El ambiente ya era una locura; los que traspasaron la barrera eran devueltos al espacio general por los agentes de seguridad con desprecio, las voces estaban animadas, y clamaban por más. A pesar de todo, el vocalista de Camiches, Ramsés, calificó al público como “muy quieto”. Y así se quedaron, como pasmados, al terminar con las presentaciones por unos diez o quince minutos.

Camiches @ Lunario

De repente, en todo el escenario reinó la oscuridad. Poco a poco las luces regresaron, acompañado de un vídeo introductorio sobre las andanzas de la banda. Y, al igual que la fuerza de una ola inmensa, las voces entonaron junto con Tungas “Cuando todo falle” e inmediatamente “Para siempre”.

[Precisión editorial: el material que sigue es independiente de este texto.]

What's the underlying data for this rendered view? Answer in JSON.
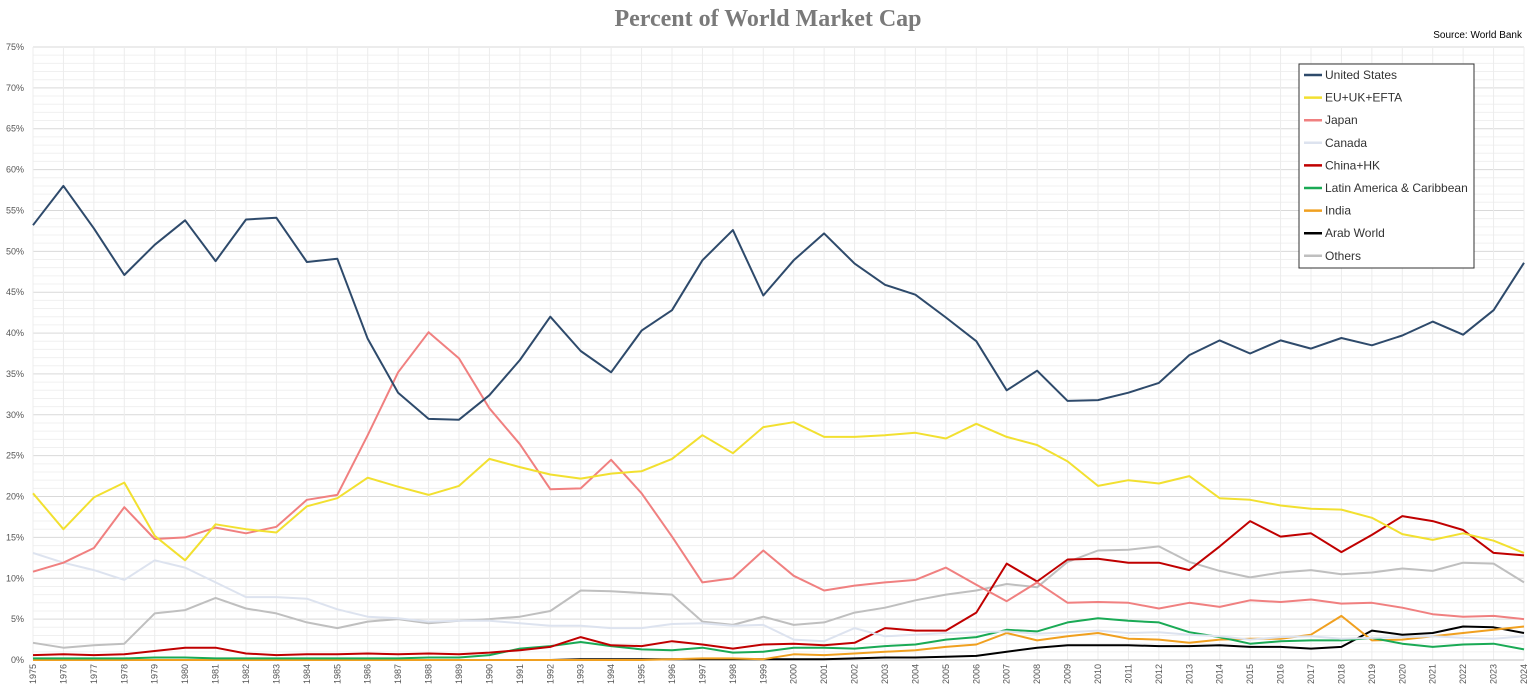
{
  "chart_data": {
    "type": "line",
    "title": "Percent of World Market Cap",
    "source": "Source: World Bank",
    "xlabel": "",
    "ylabel": "",
    "ylim": [
      0,
      75
    ],
    "y_ticks": [
      "0%",
      "5%",
      "10%",
      "15%",
      "20%",
      "25%",
      "30%",
      "35%",
      "40%",
      "45%",
      "50%",
      "55%",
      "60%",
      "65%",
      "70%",
      "75%"
    ],
    "grid": true,
    "legend_position": "top-right",
    "x": [
      "1975",
      "1976",
      "1977",
      "1978",
      "1979",
      "1980",
      "1981",
      "1982",
      "1983",
      "1984",
      "1985",
      "1986",
      "1987",
      "1988",
      "1989",
      "1990",
      "1991",
      "1992",
      "1993",
      "1994",
      "1995",
      "1996",
      "1997",
      "1998",
      "1999",
      "2000",
      "2001",
      "2002",
      "2003",
      "2004",
      "2005",
      "2006",
      "2007",
      "2008",
      "2009",
      "2010",
      "2011",
      "2012",
      "2013",
      "2014",
      "2015",
      "2016",
      "2017",
      "2018",
      "2019",
      "2020",
      "2021",
      "2022",
      "2023",
      "2024"
    ],
    "series": [
      {
        "name": "United States",
        "color": "#2e4a6b",
        "values": [
          53.2,
          58.0,
          52.8,
          47.1,
          50.8,
          53.8,
          48.8,
          53.9,
          54.1,
          48.7,
          49.1,
          39.3,
          32.7,
          29.5,
          29.4,
          32.4,
          36.7,
          42.0,
          37.8,
          35.2,
          40.3,
          42.8,
          48.9,
          52.6,
          44.6,
          48.9,
          52.2,
          48.5,
          45.9,
          44.7,
          41.9,
          39.0,
          33.0,
          35.4,
          31.7,
          31.8,
          32.7,
          33.9,
          37.3,
          39.1,
          37.5,
          39.1,
          38.1,
          39.4,
          38.5,
          39.7,
          41.4,
          39.8,
          42.8,
          48.6
        ]
      },
      {
        "name": "EU+UK+EFTA",
        "color": "#f2e030",
        "values": [
          20.4,
          16.0,
          19.9,
          21.7,
          15.2,
          12.2,
          16.6,
          16.0,
          15.6,
          18.8,
          19.8,
          22.3,
          21.2,
          20.2,
          21.3,
          24.6,
          23.6,
          22.7,
          22.2,
          22.8,
          23.1,
          24.6,
          27.5,
          25.3,
          28.5,
          29.1,
          27.3,
          27.3,
          27.5,
          27.8,
          27.1,
          28.9,
          27.3,
          26.3,
          24.3,
          21.3,
          22.0,
          21.6,
          22.5,
          19.8,
          19.6,
          18.9,
          18.5,
          18.4,
          17.4,
          15.4,
          14.7,
          15.5,
          14.6,
          13.1
        ]
      },
      {
        "name": "Japan",
        "color": "#f08080",
        "values": [
          10.8,
          11.9,
          13.7,
          18.7,
          14.8,
          15.0,
          16.2,
          15.5,
          16.3,
          19.6,
          20.2,
          27.5,
          35.2,
          40.1,
          36.9,
          30.8,
          26.4,
          20.9,
          21.0,
          24.5,
          20.4,
          15.1,
          9.5,
          10.0,
          13.4,
          10.3,
          8.5,
          9.1,
          9.5,
          9.8,
          11.3,
          9.2,
          7.2,
          9.5,
          7.0,
          7.1,
          7.0,
          6.3,
          7.0,
          6.5,
          7.3,
          7.1,
          7.4,
          6.9,
          7.0,
          6.4,
          5.6,
          5.3,
          5.4,
          5.0
        ]
      },
      {
        "name": "Canada",
        "color": "#dde3ef",
        "values": [
          13.1,
          11.9,
          11.0,
          9.8,
          12.2,
          11.3,
          9.5,
          7.7,
          7.7,
          7.5,
          6.2,
          5.3,
          5.1,
          4.7,
          4.8,
          4.8,
          4.5,
          4.2,
          4.2,
          3.9,
          3.9,
          4.4,
          4.5,
          4.2,
          4.3,
          2.5,
          2.3,
          3.9,
          2.9,
          3.1,
          3.3,
          3.4,
          3.5,
          3.2,
          3.4,
          3.6,
          3.3,
          3.4,
          3.1,
          2.9,
          2.5,
          2.8,
          2.9,
          2.6,
          2.7,
          2.8,
          2.9,
          2.7,
          2.6,
          2.9
        ]
      },
      {
        "name": "China+HK",
        "color": "#c00000",
        "values": [
          0.6,
          0.7,
          0.6,
          0.7,
          1.1,
          1.5,
          1.5,
          0.8,
          0.6,
          0.7,
          0.7,
          0.8,
          0.7,
          0.8,
          0.7,
          0.9,
          1.2,
          1.6,
          2.8,
          1.8,
          1.7,
          2.3,
          1.9,
          1.4,
          1.9,
          2.0,
          1.8,
          2.1,
          3.9,
          3.6,
          3.6,
          5.8,
          11.8,
          9.6,
          12.3,
          12.4,
          11.9,
          11.9,
          11.0,
          13.9,
          17.0,
          15.1,
          15.5,
          13.2,
          15.3,
          17.6,
          17.0,
          15.9,
          13.1,
          12.8
        ]
      },
      {
        "name": "Latin America & Caribbean",
        "color": "#1aaa55",
        "values": [
          0.2,
          0.2,
          0.2,
          0.2,
          0.3,
          0.3,
          0.2,
          0.2,
          0.2,
          0.2,
          0.2,
          0.2,
          0.2,
          0.3,
          0.3,
          0.6,
          1.4,
          1.7,
          2.2,
          1.7,
          1.3,
          1.2,
          1.5,
          0.9,
          1.0,
          1.5,
          1.5,
          1.4,
          1.7,
          1.9,
          2.5,
          2.8,
          3.7,
          3.5,
          4.6,
          5.1,
          4.8,
          4.6,
          3.4,
          2.8,
          2.0,
          2.3,
          2.4,
          2.4,
          2.7,
          2.0,
          1.6,
          1.9,
          2.0,
          1.3
        ]
      },
      {
        "name": "India",
        "color": "#f0a020",
        "values": [
          0.0,
          0.0,
          0.0,
          0.0,
          0.0,
          0.0,
          0.0,
          0.0,
          0.0,
          0.0,
          0.0,
          0.0,
          0.0,
          0.0,
          0.0,
          0.0,
          0.0,
          0.0,
          0.0,
          0.0,
          0.0,
          0.1,
          0.2,
          0.2,
          0.1,
          0.7,
          0.6,
          0.8,
          1.0,
          1.2,
          1.6,
          1.9,
          3.3,
          2.4,
          2.9,
          3.3,
          2.6,
          2.5,
          2.1,
          2.5,
          2.6,
          2.6,
          3.1,
          5.4,
          2.4,
          2.5,
          2.9,
          3.3,
          3.7,
          4.1
        ]
      },
      {
        "name": "Arab World",
        "color": "#000000",
        "values": [
          0.0,
          0.0,
          0.0,
          0.0,
          0.0,
          0.0,
          0.0,
          0.0,
          0.0,
          0.0,
          0.0,
          0.0,
          0.0,
          0.0,
          0.0,
          0.0,
          0.0,
          0.0,
          0.1,
          0.1,
          0.1,
          0.1,
          0.1,
          0.1,
          0.1,
          0.1,
          0.1,
          0.2,
          0.3,
          0.3,
          0.4,
          0.5,
          1.0,
          1.5,
          1.8,
          1.8,
          1.8,
          1.7,
          1.7,
          1.8,
          1.6,
          1.6,
          1.4,
          1.6,
          3.6,
          3.1,
          3.3,
          4.1,
          4.0,
          3.3
        ]
      },
      {
        "name": "Others",
        "color": "#bfbfbf",
        "values": [
          2.1,
          1.5,
          1.8,
          2.0,
          5.7,
          6.1,
          7.6,
          6.3,
          5.7,
          4.6,
          3.9,
          4.7,
          5.0,
          4.5,
          4.8,
          5.0,
          5.3,
          6.0,
          8.5,
          8.4,
          8.2,
          8.0,
          4.7,
          4.3,
          5.3,
          4.3,
          4.6,
          5.8,
          6.4,
          7.3,
          8.0,
          8.5,
          9.3,
          8.9,
          12.0,
          13.4,
          13.5,
          13.9,
          12.0,
          10.9,
          10.1,
          10.7,
          11.0,
          10.5,
          10.7,
          11.2,
          10.9,
          11.9,
          11.8,
          9.5
        ]
      }
    ]
  }
}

Luego, con “Todo es tu culpa” la enajenación fue completa. El público hecho un mar furioso aventaba con rencor a los surfistas que intentaban domarlos, enviándolos una y otra vez a la zona da los fotógrafos. Estos, como si su vida dependiera de ello, volvían a su empresa fallida.

Tungas @ Lunario

Ya todo más calmo, el vocalista, Aldo Camacho, presentó su nuevo álbum No nacimos para triunfar con la canción “que empieza como una de Nirvana”: “Dos extraños”. Aldo la entonó con la voz salida del corazón y con una cara de sufrimiento legítimo y siguió con su interpretación de hombre devastado con “Cuando el verano acabe” y “El retrato de un hombre invisible”.

El espectáculo continuó con el sencillo de “No hay futuro, no hay solución”, acompañado de las palmas de los espectadores, que se transformaron en una parvada de aves libres. Luego, con un tema “diseñado para formar un círculo (de slam)”, un tornado se formó junto con la entonación de “Nuestro propio camino”.

Haciendo una señal de silencio con su mano, Aldo cantó “Respira y vuelve a navegar”. Él y el público ya parecían fatigados al límite como si el mar se cansara, pero sus voces sonaban aún con fulgor. Y, con esa viveza de su ser, el vocalista le dedicó “Regresa a salvo a casa” a todas las mujeres, pues “vivimos en un país dónde ellas no pueden regresar a casa solas”.

Tungas @ Lunario

Para regresar el ánimo con el que empezó el show, Alfredo Raymundo, el exbaterista de la banda, hizo presencia. Cantó, como si nunca se hubiera separado de Tungas, “Brindemos”, “Cabalgando” y “Seguimos perdiendo”. Además, para rematar, el invitado, Manuel Aguilar, tomó la guitarra. El hombrecillo parecido a Brian Johnson llenó de nuevo el recinto tocando “Los que creen saber” y terminó su participación con “Ve hasta el final”.

Ya la noche clamaba un letargo y anunciaba su muerte. Fue cuando todos dejaron sus instrumentos y salieron del escenario. Aldo se quedó al igual que un náufrago y tomó una guitarra acústica. Iluminado como por la luna, cantó “Tardes que no vuelven”. Ya los asistentes parecían una playa tranquila.

Después, la banda regresó al barco e interpretaron las que serían las últimas canciones de la noche. Sonó “Nada va a estar mejor” y “El ferrocarril”, volviendo a animar a la marea de asistentes. Ahora, los surfistas eran tiburones enseñando las mandíbulas, cantando con el último respiro que le quedaba. Y todo finalizó con el slam más intensó de la noche, al ritmo de “Juventud reprimida”.